The reaction follows months of protests last summer across the nation over the police killing of unarmed Black people such as Floyd in Minneapolis and Breonna Taylor in Louisville, Kentucky.

The vast majority of demonstrations associated with the Black Lives Matter movement have been nonviolent, according to the U.S. Crisis Monitor, a joint project including Princeton University. In more than 93% of all the demonstrations connected to the movement, demonstrators did not engage in violence or destructive activity, according to the project.

Erin Biener, 40, of Levittown is a team member with LI Peaceful Protest, an activism group that this past summer organized more than a dozen Black Lives Matter movement protests on Long Island.

"They could've dealt with [Wednesday's] domestic terrorists with the same force they use when dealing with us, with people protesting for equality for our Black citizens, but they just didn't," Biener said.

Biener said she suspects the differing responses comes down to race.

"Maybe [it's] because the majority of those in law enforcement and in the so-called 'justice system' identify more closely with 'White America,' with the agenda, morals and ideologies of these rioters," Biener said. "Or perhaps it's because they've been mentally trained to feel more threatened by those who are Black, Indigenous, or people of color."
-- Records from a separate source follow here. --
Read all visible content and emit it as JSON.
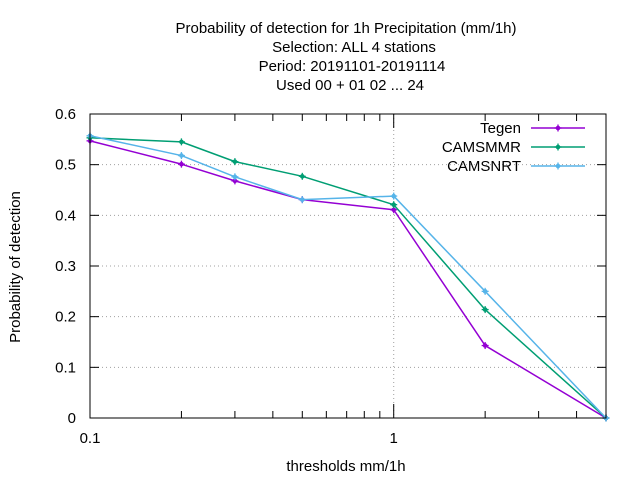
{
  "chart_data": {
    "type": "line",
    "title_lines": [
      "Probability of detection  for 1h Precipitation (mm/1h)",
      "Selection: ALL      4 stations",
      "Period: 20191101-20191114",
      "Used  00 + 01 02 ... 24"
    ],
    "xlabel": "thresholds mm/1h",
    "ylabel": "Probability of detection",
    "xscale": "log",
    "xlim": [
      0.1,
      5
    ],
    "ylim": [
      0,
      0.6
    ],
    "x_ticks": [
      0.1,
      1
    ],
    "x_tick_labels": [
      "0.1",
      "1"
    ],
    "x_minor_ticks": [
      0.2,
      0.3,
      0.4,
      0.5,
      0.6,
      0.7,
      0.8,
      0.9,
      2,
      3,
      4
    ],
    "y_ticks": [
      0,
      0.1,
      0.2,
      0.3,
      0.4,
      0.5,
      0.6
    ],
    "y_tick_labels": [
      "0",
      "0.1",
      "0.2",
      "0.3",
      "0.4",
      "0.5",
      "0.6"
    ],
    "grid": true,
    "legend_position": "top-right",
    "series": [
      {
        "name": "Tegen",
        "color": "#9400d3",
        "x": [
          0.1,
          0.2,
          0.3,
          0.5,
          1,
          2,
          5
        ],
        "y": [
          0.547,
          0.501,
          0.468,
          0.431,
          0.411,
          0.143,
          0.0
        ]
      },
      {
        "name": "CAMSMMR",
        "color": "#009e73",
        "x": [
          0.1,
          0.2,
          0.3,
          0.5,
          1,
          2,
          5
        ],
        "y": [
          0.553,
          0.545,
          0.506,
          0.477,
          0.421,
          0.214,
          0.0
        ]
      },
      {
        "name": "CAMSNRT",
        "color": "#56b4e9",
        "x": [
          0.1,
          0.2,
          0.3,
          0.5,
          1,
          2,
          5
        ],
        "y": [
          0.557,
          0.518,
          0.476,
          0.431,
          0.438,
          0.25,
          0.0
        ]
      }
    ]
  }
}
Suffolk County saw about 300 civil rights protests and Trump rallies this past summer, none of which resulted in property damage or significant civil unrest, Police Commissioner Geraldine Hart said. Hart attributed the generally peaceful nature of the protests to the department's efforts to reach out to the leaders of the groups, making sure both sides understood each other's expectations.

"A lot for us is our relationship with the community," Hart said. "At the end of the day, we want to provide a safe space for people to exercise their First Amendment rights."

Nassau, for the most part, also has experienced mostly peaceful protests.

"Since June of 2020, we have policed approximately 160 protests with over 40,000 protesters with no violence and a minimal amount of arrests," Police Commissioner Patrick Ryder said in a statement. "From the start of the demonstrations, the Nassau County Police engaged individuals in conversation to ensure that protesters were aware that we were going to protect everyone’s First Amendments rights as long as the protests were peaceful."